The premise of Bosworth’s MIT was to make a campus that not only embodied a distinctive identity for an emerging university, but also fit well in its setting. In fact, MIT was the first building in the area that could “rightly claim to be part of the Charles River landscape.”13 In a 1947 issue of Architectural Forum, Joseph Hudnut, a former professor of architecture at MIT and the founder of the Graduate School of Design at Harvard, said campus design should be a “growing organism whose form lies partly in the past, partly in the future.”14 Bosworth’s design has certainly met this criterion and has stood the test of time, becoming a “timeless” structure. The Stata Center, by contrast, will always remain of its time, a reminder of one man’s vision. However brilliant or absurd it’s design may ultimately prove, there’s much that is “static” in the Stata’s visually dynamic image.


Endnotes

1.) Mark Jarzombek. Designing MIT: Bosworth’s New Tech (Boston, Northeastern University Press, 2004), viii.

[2] Ibid.

[3] Prior to this time, MIT which was founded in 1865, was composed of a series of buildings designed by the Bostonian architect William G. Peterson, facing Boylston Street in the Back Bay area of Boston. The campus was relocated on the other side of the Charles River (in Cambridge) to provide ample room for growth and development. See further Jarzombek, ibid., 4-16.

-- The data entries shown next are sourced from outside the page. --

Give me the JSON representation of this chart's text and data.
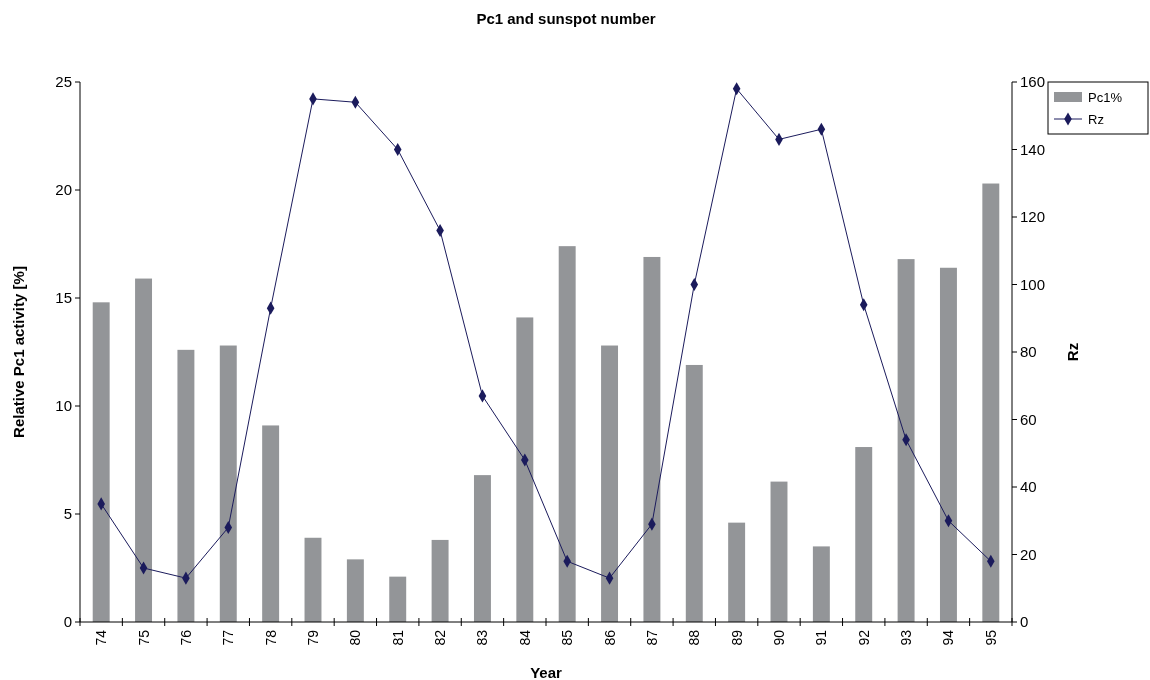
{
  "chart_data": {
    "type": "bar",
    "title": "Pc1 and sunspot number",
    "xlabel": "Year",
    "ylabel": "Relative Pc1 activity [%]",
    "y2label": "Rz",
    "categories": [
      "74",
      "75",
      "76",
      "77",
      "78",
      "79",
      "80",
      "81",
      "82",
      "83",
      "84",
      "85",
      "86",
      "87",
      "88",
      "89",
      "90",
      "91",
      "92",
      "93",
      "94",
      "95"
    ],
    "series": [
      {
        "name": "Pc1%",
        "color": "#939598",
        "values": [
          14.8,
          15.9,
          12.6,
          12.8,
          9.1,
          3.9,
          2.9,
          2.1,
          3.8,
          6.8,
          14.1,
          17.4,
          12.8,
          16.9,
          11.9,
          4.6,
          6.5,
          3.5,
          8.1,
          16.8,
          16.4,
          20.3
        ]
      },
      {
        "name": "Rz",
        "type": "line",
        "axis": "y2",
        "color": "#1b1b5c",
        "values": [
          35,
          16,
          13,
          28,
          93,
          155,
          154,
          140,
          116,
          67,
          48,
          18,
          13,
          29,
          100,
          158,
          143,
          146,
          94,
          54,
          30,
          18
        ]
      }
    ],
    "ylim": [
      0,
      25
    ],
    "yticks": [
      0,
      5,
      10,
      15,
      20,
      25
    ],
    "y2lim": [
      0,
      160
    ],
    "y2ticks": [
      0,
      20,
      40,
      60,
      80,
      100,
      120,
      140,
      160
    ],
    "marker": "diamond",
    "legend": "top right",
    "grid": false
  }
}
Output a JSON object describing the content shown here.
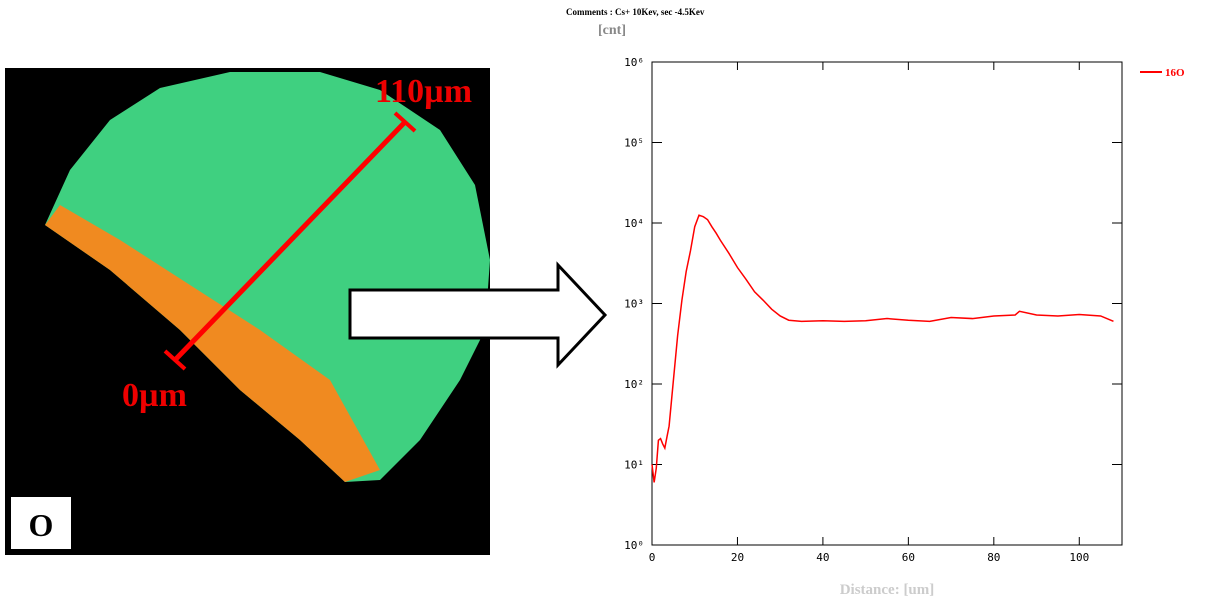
{
  "image": {
    "element_label": "O",
    "scale_start": "0µm",
    "scale_end": "110µm"
  },
  "chart_data": {
    "type": "line",
    "title": "Comments : Cs+ 10Kev, sec -4.5Kev",
    "y_label": "[cnt]",
    "x_label": "Distance: [um]",
    "x": [
      0,
      0.5,
      1,
      1.5,
      2,
      2.5,
      3,
      3.5,
      4,
      5,
      6,
      7,
      8,
      9,
      10,
      11,
      12,
      13,
      14,
      15,
      16,
      18,
      20,
      22,
      24,
      26,
      28,
      30,
      32,
      35,
      40,
      45,
      50,
      55,
      60,
      65,
      70,
      75,
      80,
      85,
      86,
      90,
      95,
      100,
      105,
      108
    ],
    "series": [
      {
        "name": "16O",
        "color": "#ff0000",
        "values": [
          10,
          6,
          9,
          20,
          21,
          18,
          16,
          22,
          30,
          110,
          400,
          1100,
          2500,
          4500,
          9000,
          12500,
          12000,
          11000,
          9000,
          7500,
          6100,
          4200,
          2800,
          2000,
          1400,
          1100,
          850,
          700,
          620,
          600,
          610,
          600,
          610,
          650,
          620,
          600,
          670,
          650,
          700,
          720,
          800,
          720,
          700,
          730,
          700,
          600
        ]
      }
    ],
    "xlim": [
      0,
      110
    ],
    "xticks": [
      0,
      20,
      40,
      60,
      80,
      100
    ],
    "ylim": [
      1,
      1000000
    ],
    "log_y": true,
    "yticks": [
      {
        "value": 1,
        "label": "10⁰"
      },
      {
        "value": 10,
        "label": "10¹"
      },
      {
        "value": 100,
        "label": "10²"
      },
      {
        "value": 1000,
        "label": "10³"
      },
      {
        "value": 10000,
        "label": "10⁴"
      },
      {
        "value": 100000,
        "label": "10⁵"
      },
      {
        "value": 1000000,
        "label": "10⁶"
      }
    ],
    "legend": "right"
  }
}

[4] See further William J. Mitchell, Imagining MIT: Designing a Campus for the Twenty First Century (Cambridge: The MIT Press, 2007). Aalto’s contribution is the undergraduate dorm, Baker House (completed in 1949).

[5] “MIT Sues Architect Gehry Over Unusual Building,” [article online]; available from http://www.npr.org/ blogs/news/2007/11/mit_sues_architect_gehry_over.html; Internet; accessed 6 January 2008.

[6] Gehry once said: “I was worried that when you see shapes like this, you might think it looks like something from a cartoon. Some of the early models scared me and some others who saw them; I agonized a lot about that. Then a collegue said to me that the building is ‘Leger-like,’ which is a great compliment. I love Leger, so that gave me confident and a clue.” See Nancy Joyce et al. Building Stata: The Design and Construction of Frank O. Gehry’s Stata Center at MIT (Cambridge, MIT Press, 2004), xi. “Leger-like” refers to the works of the twentieth-century French Painter, Fernand Leger. Gehry’s ideas are often stimulated by works of art. He mentions Giorgio Morandi’s paintings of bottles as sources of inspiration for the initial concepts that led to the design of the Stata Center. Other descriptive adjectives come from interviews with average people living in Cambridge.

[7] Saarinen himself referred to the building as such. See Pelkoneon, Eva Liisa, and Donald Albrecht, eds., Eero Saarinen: Shaping the Future (New Haven: Yale University Press, 2006).

8.) Quoted in “Why Shouldn’t Architecture de Fun? The Ray and Maria Stata Center for Computer, Information, and Intelligence Sciences,” [article online]; available from http://web.mit.edu/spotlight/stata2/; Internet; accessed 5 January 2008.

[9]John Silber. Architecture of the Absurd: How "Genius" Disfigured a Practical Art (New York:Quantuck Lane Press, 2007).

10.) Quoted in “MIT Sues Architect Gehry Over Unusual Building,” ibid.

11.) Frank O. Gehry quoted in Joyce, ibid., xiii.

12.) Mitchell, ibid., 17.

13.) Jarzombek, ibid., viii.

14.) Joseph Hudnut, “On Form in Universities,” Architectural Forum (December 1947), 88-93. Quoted in Mitchell, ibid., 24.